The Defense Department's Mark Center, above, which opened in September in Alexandria, Va., has LEED Gold certification. (Marc Barnes / Army Corps of Engineers)

The Defense Department is barred from using any money to certify its buildings LEED Gold or Platinum, under a law President Obama signed Dec. 31.

Those ratings are the two highest from the U.S. Green Building Council's Leadership in Energy and Environmental Design Program which the Defense Department and other agencies use to measure energy efficiency and compliance with environmental mandates.

The National Defense Authorization Act also requires DoD to submit a report to Congress analyzing the cost-effectiveness of LEED certifications and the standards set by the American Society of Heating, Refrigerating and Air-Conditioning Engineers.

The law allows the Defense secretary to proceed with LEED certification if a project is cost effective and DoD proves it can make back the project cost in energy savings.

The federal government has 641 LEED-certified buildings and 3,954 in the certification process, according to the Green Building Council. Government buildings make up 27 percent of all LEED projects.
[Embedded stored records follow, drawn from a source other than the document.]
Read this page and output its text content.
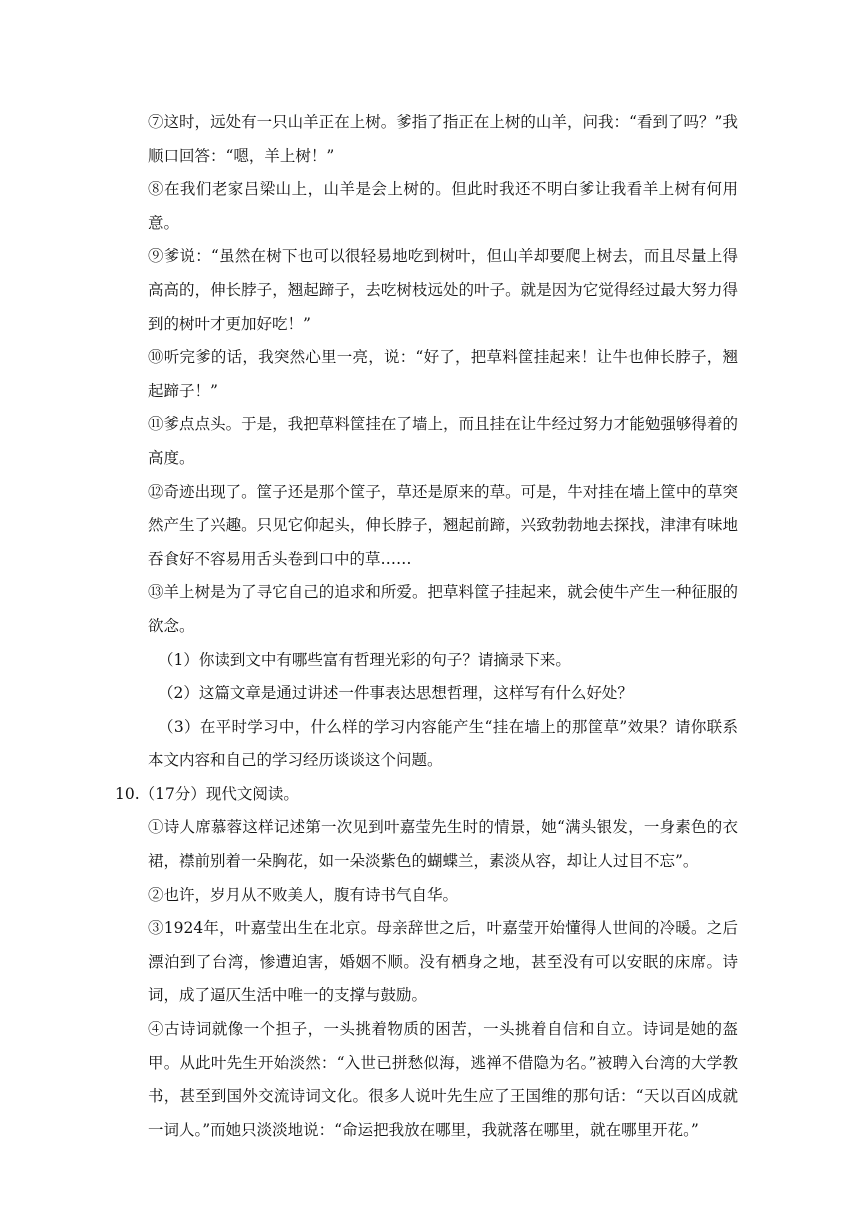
⑦这时，远处有一只山羊正在上树。爹指了指正在上树的山羊，问我：“看到了吗？”我顺口回答：“嗯，羊上树！”

⑧在我们老家吕梁山上，山羊是会上树的。但此时我还不明白爹让我看羊上树有何用意。

⑨爹说：“虽然在树下也可以很轻易地吃到树叶，但山羊却要爬上树去，而且尽量上得高高的，伸长脖子，翘起蹄子，去吃树枝远处的叶子。就是因为它觉得经过最大努力得到的树叶才更加好吃！”

⑩听完爹的话，我突然心里一亮，说：“好了，把草料筐挂起来！让牛也伸长脖子，翘起蹄子！”

⑪爹点点头。于是，我把草料筐挂在了墙上，而且挂在让牛经过努力才能勉强够得着的高度。

⑫奇迹出现了。筐子还是那个筐子，草还是原来的草。可是，牛对挂在墙上筐中的草突然产生了兴趣。只见它仰起头，伸长脖子，翘起前蹄，兴致勃勃地去探找，津津有味地吞食好不容易用舌头卷到口中的草……

⑬羊上树是为了寻它自己的追求和所爱。把草料筐子挂起来，就会使牛产生一种征服的欲念。

（1）你读到文中有哪些富有哲理光彩的句子？请摘录下来。

（2）这篇文章是通过讲述一件事表达思想哲理，这样写有什么好处？

（3）在平时学习中，什么样的学习内容能产生“挂在墙上的那筐草”效果？请你联系本文内容和自己的学习经历谈谈这个问题。

10.（17分）现代文阅读。

①诗人席慕蓉这样记述第一次见到叶嘉莹先生时的情景，她“满头银发，一身素色的衣裙，襟前别着一朵胸花，如一朵淡紫色的蝴蝶兰，素淡从容，却让人过目不忘”。

②也许，岁月从不败美人，腹有诗书气自华。

③1924年，叶嘉莹出生在北京。母亲辞世之后，叶嘉莹开始懂得人世间的冷暖。之后漂泊到了台湾，惨遭迫害，婚姻不顺。没有栖身之地，甚至没有可以安眠的床席。诗词，成了逼仄生活中唯一的支撑与鼓励。

④古诗词就像一个担子，一头挑着物质的困苦，一头挑着自信和自立。诗词是她的盔甲。从此叶先生开始淡然：“入世已拼愁似海，逃禅不借隐为名。”被聘入台湾的大学教书，甚至到国外交流诗词文化。很多人说叶先生应了王国维的那句话：“天以百凶成就一词人。”而她只淡淡地说：“命运把我放在哪里，我就落在哪里，就在哪里开花。”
Federal agencies are working to meet a 2009 executive order to make 15 percent of their buildings "green" by the end of fiscal 2015. To be considered green, a newly constructed building must use 30 percent less energy than a typical building of the same size. Renovated buildings must use 20 percent less energy. Also, they must meet specific standards for water efficiency, recycling, indoor air quality and low-emission paints and sealants, among other things.